Es war einmal im Winter 1993, eine Punkband namens DISABILITY spielt im Jugendzentrum Burglengenfeld. Eigentlich weiß ich nur noch, dass mir der Skapunk-Partyklassiker „What should I do?“ nicht mehr aus dem Kopf ging und ich – sowohl total betrunken, als auch total bescheuert – meinen damaligen „Chauffeur“, der bereits nach all den vielen Bieren im Auto schlief, auf spiegelglatter Fahrbahn nach Hause fuhr.
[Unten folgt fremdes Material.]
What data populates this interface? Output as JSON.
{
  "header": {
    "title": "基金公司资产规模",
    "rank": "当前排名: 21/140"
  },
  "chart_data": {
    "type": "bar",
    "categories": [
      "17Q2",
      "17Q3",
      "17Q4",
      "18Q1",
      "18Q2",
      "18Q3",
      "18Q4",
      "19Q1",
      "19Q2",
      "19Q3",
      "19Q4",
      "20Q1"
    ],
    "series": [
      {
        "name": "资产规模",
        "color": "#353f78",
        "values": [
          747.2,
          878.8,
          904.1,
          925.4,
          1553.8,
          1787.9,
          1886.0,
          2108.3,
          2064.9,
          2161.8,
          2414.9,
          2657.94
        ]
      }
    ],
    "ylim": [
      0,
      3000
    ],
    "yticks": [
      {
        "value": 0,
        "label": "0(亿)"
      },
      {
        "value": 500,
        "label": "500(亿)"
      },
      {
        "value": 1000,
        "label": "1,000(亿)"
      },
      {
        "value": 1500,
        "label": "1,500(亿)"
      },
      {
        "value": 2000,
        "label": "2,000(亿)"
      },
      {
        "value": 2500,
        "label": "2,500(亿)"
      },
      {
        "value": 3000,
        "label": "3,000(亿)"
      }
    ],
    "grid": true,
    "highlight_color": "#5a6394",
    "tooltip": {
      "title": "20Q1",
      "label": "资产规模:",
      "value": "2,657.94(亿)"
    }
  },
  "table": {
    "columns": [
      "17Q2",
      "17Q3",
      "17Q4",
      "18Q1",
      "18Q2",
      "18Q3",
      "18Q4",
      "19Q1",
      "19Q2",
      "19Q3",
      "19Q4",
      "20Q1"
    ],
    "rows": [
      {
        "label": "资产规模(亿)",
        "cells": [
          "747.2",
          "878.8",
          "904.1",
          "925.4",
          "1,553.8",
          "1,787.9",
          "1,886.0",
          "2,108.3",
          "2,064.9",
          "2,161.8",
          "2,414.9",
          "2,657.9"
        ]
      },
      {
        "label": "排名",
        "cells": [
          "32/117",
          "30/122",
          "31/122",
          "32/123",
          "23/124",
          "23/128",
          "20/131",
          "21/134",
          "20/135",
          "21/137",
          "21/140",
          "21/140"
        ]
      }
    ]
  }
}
Nachdem ich mich mit Sänger Hias wegen ihrer ersten Single „Dirty dancing“ direkt in Verbindung gesetzt hatte, kreuzten sich immer wieder mal unsere Wege. Und egal, in welchem Rahmen ich die Band auftreten sah, der schräge Haufen aus Altötting sorgte immer für reichlich Spaß. Zwischen 1992 und 2000 veröffentlichten DISABILITY eine kleine Anzahl an EPs auf CD, Tape und Vinyl. Bereits jetzt schon Kultstatus erreicht, hat die MC „Let The Pig Out“ und ihre bislang letzte Vinylveröffentlichung „Schwamm drüber“. Über all die Jahre entwickelten DISABILITY ihren eigenen Stil – von einer „klassischen“ Schulband über Hardcore und Skapunk – , der jetzt nach vier Jahren Bühnenabstinenz zur Freude vieler alter Fans reanimiert wird: Punkrock mit deutschen Texten, mit Pauken und Trompeten, aber vor allem mit Orgel und ohne Ska. Ende November 2004 traf ich mich mit Sänger Hias und Organist Dr. Jürgen im Münchener Türkenhof zu einem spaßigen Gespräch.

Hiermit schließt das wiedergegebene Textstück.